Who This Helps
This is for junior analysts who feel their updates are getting lost. It’s based on the Data Storytelling for Stakeholders course, which helps you turn messy dashboards into crisp, decision-driving narratives.
Mini Case
Li Wei’s team was stuck. They had 5 potential A/B tests lined up, but couldn’t agree on which to run first. Analysis meetings drifted into debates about minor metrics. By building a one-page executive snapshot for each option, Li Wei focused the conversation. They prioritized the test predicted to boost sign-ups by 12%, shipping it in 7 days instead of debating for a month.
Do This Now (5 Steps)
- Grab your list of potential experiments or analyses.
- For your top contender, write down the single key business question it answers.
- List the three most important pieces of evidence that support running this test now.
- Draft one clear, specific recommendation for your stakeholder. Who should do what?
- Fit all of the above—question, evidence, and recommendation—on one single page. No second page allowed. This forces clarity.
Avoid These Traps
- Don’t lead with your methodology. Lead with the business impact.

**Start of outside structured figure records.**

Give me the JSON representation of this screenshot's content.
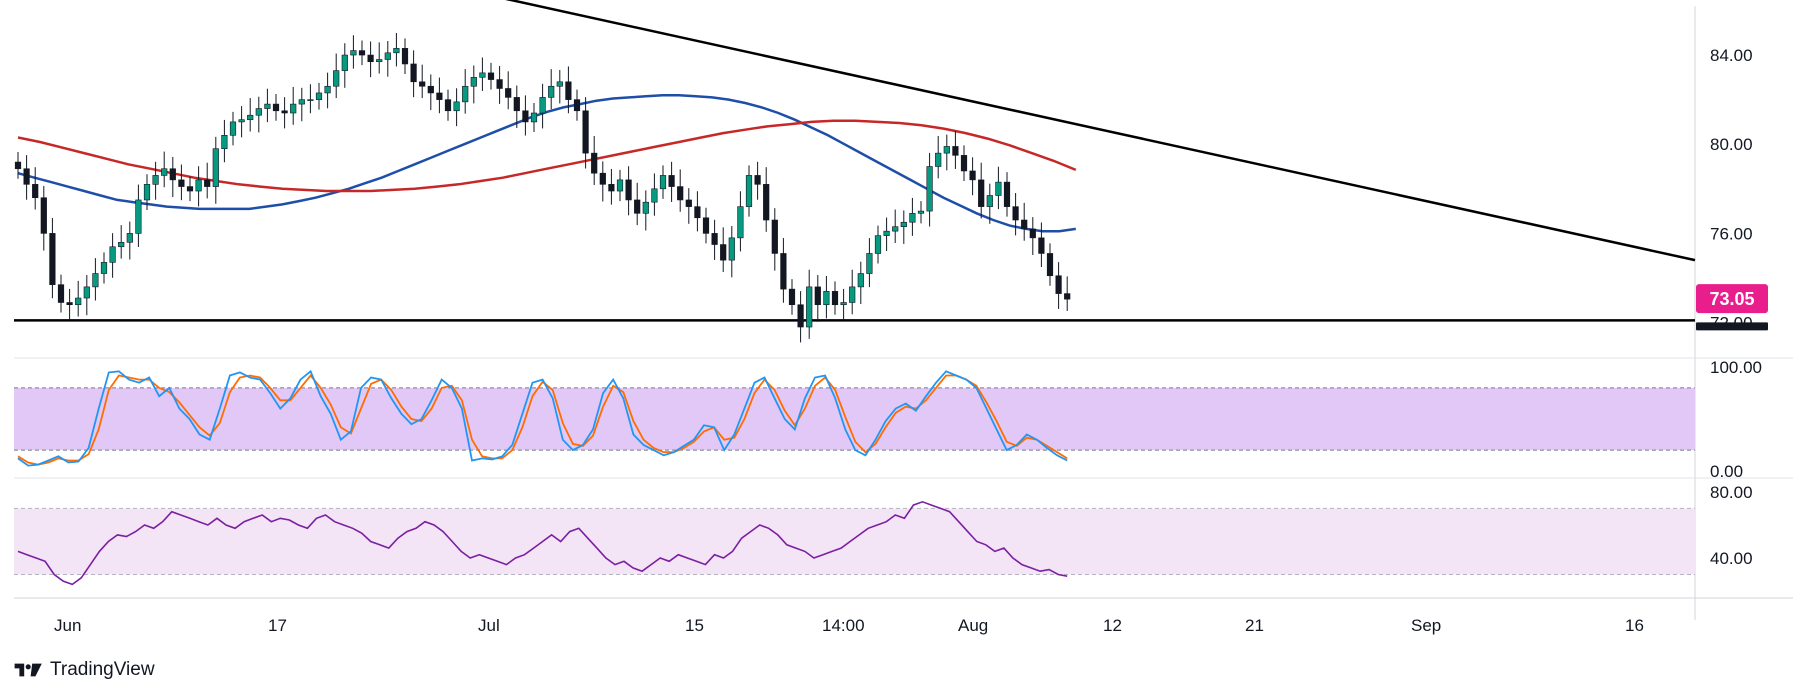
{
  "brand": {
    "name": "TradingView",
    "logo_icon": "tradingview-logo-icon"
  },
  "colors": {
    "candle_up": "#089981",
    "candle_down": "#131722",
    "ma_fast": "#1f4ea8",
    "ma_slow": "#c62828",
    "stoch_k": "#2196f3",
    "stoch_d": "#ff6d00",
    "rsi": "#7b1fa2",
    "band_stoch": "#e1c8f7",
    "band_rsi": "#f3e5f5",
    "price_tag": "#e91e8c",
    "trendline": "#000000"
  },
  "chart_data": {
    "type": "candlestick",
    "instrument_price_last": "73.05",
    "x_axis": {
      "tick_labels": [
        "Jun",
        "17",
        "Jul",
        "15",
        "14:00",
        "Aug",
        "12",
        "21",
        "Sep",
        "16"
      ]
    },
    "price_panel": {
      "y_tick_labels": [
        "84.00",
        "80.00",
        "76.00",
        "72.00"
      ],
      "ylim": [
        70.5,
        86.2
      ],
      "close_series": [
        78.9,
        78.2,
        77.6,
        76.0,
        73.7,
        72.9,
        72.8,
        73.1,
        73.6,
        74.2,
        74.7,
        75.4,
        75.6,
        76.0,
        77.5,
        78.2,
        78.6,
        78.9,
        78.4,
        78.1,
        77.9,
        78.4,
        78.1,
        79.8,
        80.4,
        81.0,
        81.1,
        81.3,
        81.6,
        81.8,
        81.5,
        81.4,
        81.8,
        82.0,
        82.0,
        82.3,
        82.6,
        83.3,
        84.0,
        84.2,
        84.0,
        83.7,
        83.8,
        84.1,
        84.3,
        83.6,
        82.8,
        82.6,
        82.3,
        82.0,
        81.5,
        81.9,
        82.6,
        83.0,
        83.2,
        82.9,
        82.5,
        82.1,
        81.5,
        81.0,
        81.4,
        82.1,
        82.6,
        82.8,
        82.0,
        81.5,
        79.6,
        78.7,
        78.2,
        77.9,
        78.4,
        77.5,
        76.9,
        77.4,
        78.0,
        78.6,
        78.1,
        77.5,
        77.2,
        76.7,
        76.0,
        75.5,
        74.8,
        75.8,
        77.2,
        78.6,
        78.2,
        76.6,
        75.1,
        73.5,
        72.8,
        71.8,
        73.6,
        72.8,
        73.4,
        72.8,
        72.9,
        73.6,
        74.2,
        75.1,
        75.9,
        76.1,
        76.3,
        76.5,
        76.9,
        77.0,
        79.0,
        79.6,
        79.9,
        79.5,
        78.8,
        78.4,
        77.2,
        77.7,
        78.3,
        77.2,
        76.6,
        76.2,
        75.8,
        75.1,
        74.1,
        73.3,
        73.05
      ],
      "overlays": [
        {
          "type": "moving-average",
          "values": [
            78.7,
            78.5,
            78.3,
            78.1,
            77.9,
            77.7,
            77.5,
            77.4,
            77.3,
            77.2,
            77.15,
            77.1,
            77.1,
            77.1,
            77.1,
            77.2,
            77.3,
            77.45,
            77.6,
            77.8,
            78.0,
            78.25,
            78.5,
            78.8,
            79.1,
            79.4,
            79.7,
            80.0,
            80.3,
            80.6,
            80.9,
            81.2,
            81.45,
            81.65,
            81.8,
            81.95,
            82.05,
            82.1,
            82.15,
            82.2,
            82.2,
            82.15,
            82.1,
            82.0,
            81.85,
            81.65,
            81.4,
            81.1,
            80.75,
            80.4,
            80.0,
            79.6,
            79.2,
            78.8,
            78.4,
            78.0,
            77.6,
            77.25,
            76.9,
            76.6,
            76.35,
            76.2,
            76.1,
            76.1,
            76.2
          ],
          "x_range": [
            0,
            123
          ]
        },
        {
          "type": "moving-average",
          "values": [
            80.3,
            80.1,
            79.85,
            79.6,
            79.35,
            79.1,
            78.9,
            78.7,
            78.5,
            78.35,
            78.2,
            78.1,
            78.0,
            77.95,
            77.9,
            77.9,
            77.9,
            77.95,
            78.0,
            78.1,
            78.2,
            78.35,
            78.5,
            78.7,
            78.9,
            79.1,
            79.3,
            79.5,
            79.7,
            79.9,
            80.1,
            80.3,
            80.5,
            80.65,
            80.8,
            80.9,
            81.0,
            81.05,
            81.05,
            81.0,
            80.95,
            80.85,
            80.7,
            80.5,
            80.25,
            79.95,
            79.6,
            79.25,
            78.85
          ],
          "x_range": [
            0,
            123
          ]
        },
        {
          "type": "trendline",
          "from": [
            0,
            89.4
          ],
          "to": [
            169,
            74.8
          ]
        },
        {
          "type": "horizontal-line",
          "value": 72.1
        }
      ]
    },
    "stochastic_panel": {
      "y_tick_labels": [
        "100.00",
        "0.00"
      ],
      "ylim": [
        -5,
        105
      ],
      "band": [
        20,
        80
      ],
      "k_series": [
        12,
        5,
        6,
        10,
        14,
        8,
        9,
        22,
        60,
        95,
        96,
        88,
        85,
        90,
        72,
        80,
        60,
        50,
        35,
        30,
        60,
        92,
        95,
        90,
        88,
        75,
        60,
        70,
        88,
        96,
        72,
        55,
        30,
        38,
        80,
        90,
        88,
        70,
        55,
        45,
        50,
        68,
        88,
        80,
        60,
        10,
        12,
        11,
        14,
        25,
        55,
        85,
        88,
        70,
        30,
        20,
        25,
        40,
        75,
        88,
        70,
        35,
        25,
        20,
        15,
        18,
        24,
        30,
        44,
        42,
        20,
        35,
        60,
        85,
        90,
        70,
        50,
        40,
        70,
        90,
        92,
        70,
        40,
        20,
        15,
        30,
        48,
        60,
        65,
        58,
        72,
        85,
        96,
        92,
        88,
        80,
        60,
        40,
        20,
        25,
        35,
        30,
        22,
        15,
        10
      ],
      "d_series": [
        14,
        8,
        6,
        8,
        12,
        10,
        10,
        16,
        40,
        78,
        92,
        90,
        88,
        88,
        80,
        76,
        66,
        54,
        42,
        34,
        46,
        76,
        90,
        92,
        90,
        80,
        68,
        68,
        80,
        92,
        80,
        64,
        42,
        36,
        60,
        84,
        88,
        78,
        62,
        50,
        48,
        60,
        80,
        82,
        68,
        30,
        14,
        12,
        12,
        20,
        42,
        72,
        86,
        78,
        46,
        26,
        24,
        34,
        62,
        82,
        76,
        48,
        30,
        22,
        18,
        18,
        22,
        28,
        38,
        42,
        30,
        32,
        50,
        75,
        88,
        78,
        58,
        44,
        60,
        82,
        90,
        78,
        52,
        28,
        18,
        26,
        42,
        56,
        62,
        60,
        68,
        80,
        92,
        92,
        88,
        82,
        66,
        48,
        28,
        24,
        32,
        30,
        24,
        18,
        12
      ]
    },
    "rsi_panel": {
      "y_tick_labels": [
        "80.00",
        "40.00"
      ],
      "ylim": [
        17,
        86
      ],
      "band": [
        30,
        70
      ],
      "series": [
        44,
        42,
        40,
        38,
        30,
        26,
        24,
        28,
        36,
        44,
        50,
        54,
        53,
        56,
        60,
        58,
        62,
        68,
        66,
        64,
        62,
        60,
        64,
        60,
        58,
        62,
        64,
        66,
        62,
        64,
        63,
        60,
        58,
        64,
        66,
        62,
        60,
        58,
        55,
        50,
        48,
        46,
        52,
        56,
        58,
        62,
        60,
        56,
        50,
        44,
        40,
        42,
        40,
        38,
        36,
        40,
        42,
        46,
        50,
        54,
        50,
        56,
        58,
        52,
        46,
        40,
        36,
        38,
        34,
        32,
        36,
        40,
        38,
        42,
        40,
        38,
        36,
        42,
        40,
        44,
        52,
        56,
        60,
        58,
        54,
        48,
        46,
        44,
        40,
        42,
        44,
        46,
        50,
        54,
        58,
        60,
        62,
        66,
        64,
        72,
        74,
        72,
        70,
        68,
        62,
        56,
        50,
        48,
        44,
        46,
        40,
        36,
        34,
        32,
        33,
        30,
        29
      ]
    }
  }
}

- Avoid showing every chart you made. Pick the one visual that best answers the stakeholder’s core question.
- Don’t present options without a recommendation. Your job is to guide the decision, not just present data.

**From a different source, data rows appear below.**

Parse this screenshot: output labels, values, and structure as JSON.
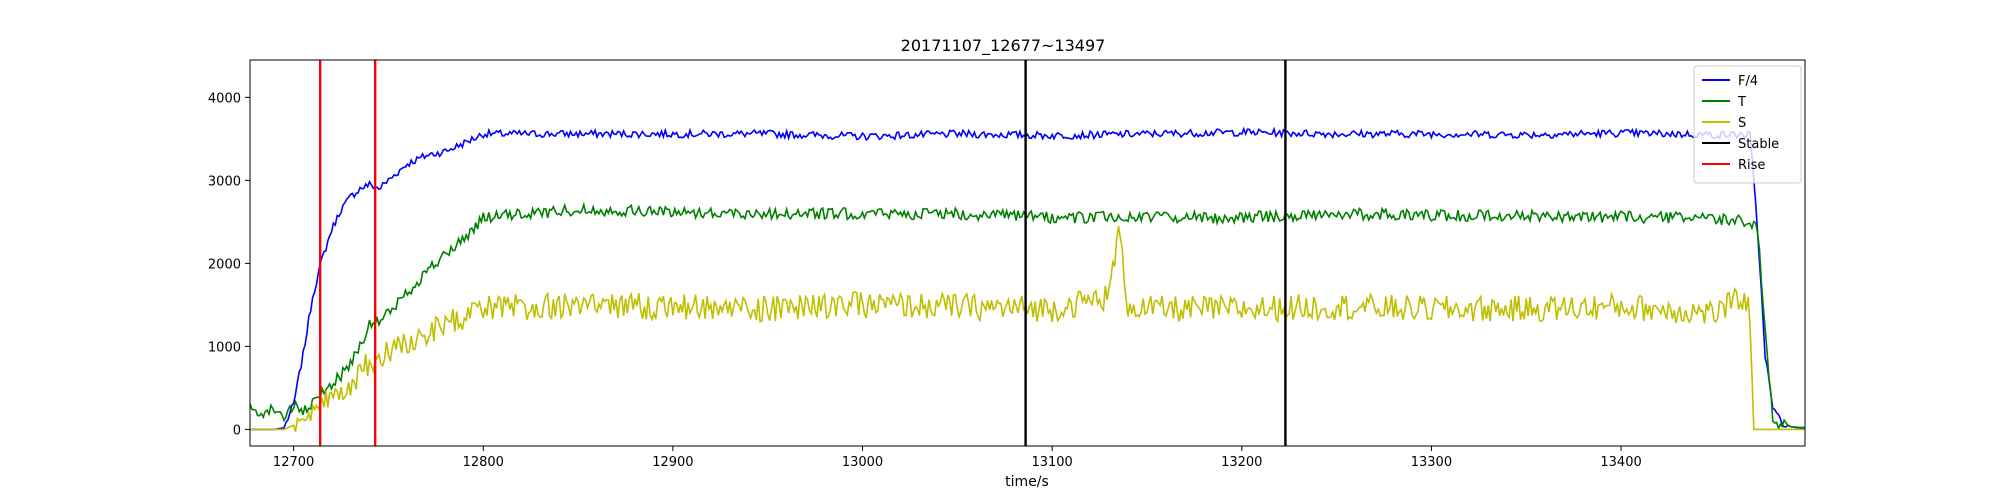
{
  "chart_data": {
    "type": "line",
    "title": "20171107_12677~13497",
    "xlabel": "time/s",
    "ylabel": "",
    "xlim": [
      12677,
      13497
    ],
    "ylim": [
      -200,
      4450
    ],
    "x_ticks": [
      12700,
      12800,
      12900,
      13000,
      13100,
      13200,
      13300,
      13400
    ],
    "x_tick_labels": [
      "12700",
      "12800",
      "12900",
      "13000",
      "13100",
      "13200",
      "13300",
      "13400"
    ],
    "y_ticks": [
      0,
      1000,
      2000,
      3000,
      4000
    ],
    "y_tick_labels": [
      "0",
      "1000",
      "2000",
      "3000",
      "4000"
    ],
    "grid": false,
    "legend_position": "top-right",
    "series": [
      {
        "name": "F/4",
        "color": "#0000ff",
        "x": [
          12677,
          12690,
          12695,
          12700,
          12705,
          12710,
          12715,
          12720,
          12725,
          12730,
          12735,
          12740,
          12745,
          12750,
          12755,
          12760,
          12770,
          12780,
          12790,
          12800,
          12850,
          12900,
          12950,
          13000,
          13050,
          13100,
          13150,
          13200,
          13250,
          13300,
          13350,
          13400,
          13450,
          13468,
          13472,
          13476,
          13480,
          13485,
          13490,
          13497
        ],
        "y": [
          0,
          0,
          20,
          300,
          900,
          1600,
          2050,
          2400,
          2650,
          2800,
          2900,
          2950,
          2900,
          3000,
          3100,
          3200,
          3300,
          3350,
          3450,
          3560,
          3560,
          3560,
          3560,
          3530,
          3560,
          3540,
          3560,
          3580,
          3560,
          3560,
          3550,
          3570,
          3550,
          3550,
          2400,
          900,
          250,
          80,
          30,
          10
        ]
      },
      {
        "name": "T",
        "color": "#008000",
        "x": [
          12677,
          12685,
          12690,
          12695,
          12700,
          12705,
          12710,
          12715,
          12720,
          12725,
          12730,
          12740,
          12745,
          12750,
          12760,
          12770,
          12780,
          12790,
          12800,
          12850,
          12900,
          12950,
          13000,
          13050,
          13100,
          13150,
          13200,
          13250,
          13300,
          13350,
          13400,
          13450,
          13468,
          13472,
          13476,
          13480,
          13490,
          13497
        ],
        "y": [
          250,
          200,
          260,
          150,
          280,
          200,
          300,
          450,
          550,
          650,
          800,
          1250,
          1300,
          1400,
          1650,
          1900,
          2100,
          2300,
          2550,
          2650,
          2620,
          2600,
          2600,
          2600,
          2550,
          2560,
          2550,
          2600,
          2580,
          2570,
          2560,
          2540,
          2500,
          2400,
          1200,
          100,
          30,
          20
        ]
      },
      {
        "name": "S",
        "color": "#bfbf00",
        "x": [
          12677,
          12695,
          12700,
          12705,
          12710,
          12715,
          12720,
          12730,
          12740,
          12745,
          12750,
          12760,
          12770,
          12780,
          12790,
          12800,
          12850,
          12900,
          12950,
          13000,
          13050,
          13100,
          13130,
          13135,
          13140,
          13150,
          13200,
          13250,
          13300,
          13350,
          13400,
          13450,
          13465,
          13468,
          13470,
          13480,
          13497
        ],
        "y": [
          0,
          0,
          50,
          100,
          150,
          250,
          400,
          550,
          800,
          900,
          950,
          1050,
          1150,
          1250,
          1350,
          1450,
          1500,
          1480,
          1450,
          1500,
          1480,
          1450,
          1600,
          2400,
          1500,
          1450,
          1450,
          1480,
          1450,
          1450,
          1480,
          1400,
          1600,
          1400,
          0,
          0,
          0
        ]
      }
    ],
    "vertical_lines": [
      {
        "name": "Rise",
        "color": "#ff0000",
        "x": [
          12714,
          12743
        ]
      },
      {
        "name": "Stable",
        "color": "#000000",
        "x": [
          13086,
          13223
        ]
      }
    ],
    "legend": [
      {
        "label": "F/4",
        "color": "#0000ff"
      },
      {
        "label": "T",
        "color": "#008000"
      },
      {
        "label": "S",
        "color": "#bfbf00"
      },
      {
        "label": "Stable",
        "color": "#000000"
      },
      {
        "label": "Rise",
        "color": "#ff0000"
      }
    ]
  }
}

- Resist the urge to add ‘just one more’ metric. It dilutes your message.
- Never send a 10-page deck without a one-page summary upfront. Stakeholders will skim, so control the narrative.
Your Win by Friday
By Friday, you can have a one-page snapshot for your next proposed experiment. You’ll walk into the planning meeting with a clear, confident ask that cuts through the noise. Your stakeholders will know exactly what you recommend and why—no more drifting updates. Think of it as giving your analysis a superpower: the power of focus.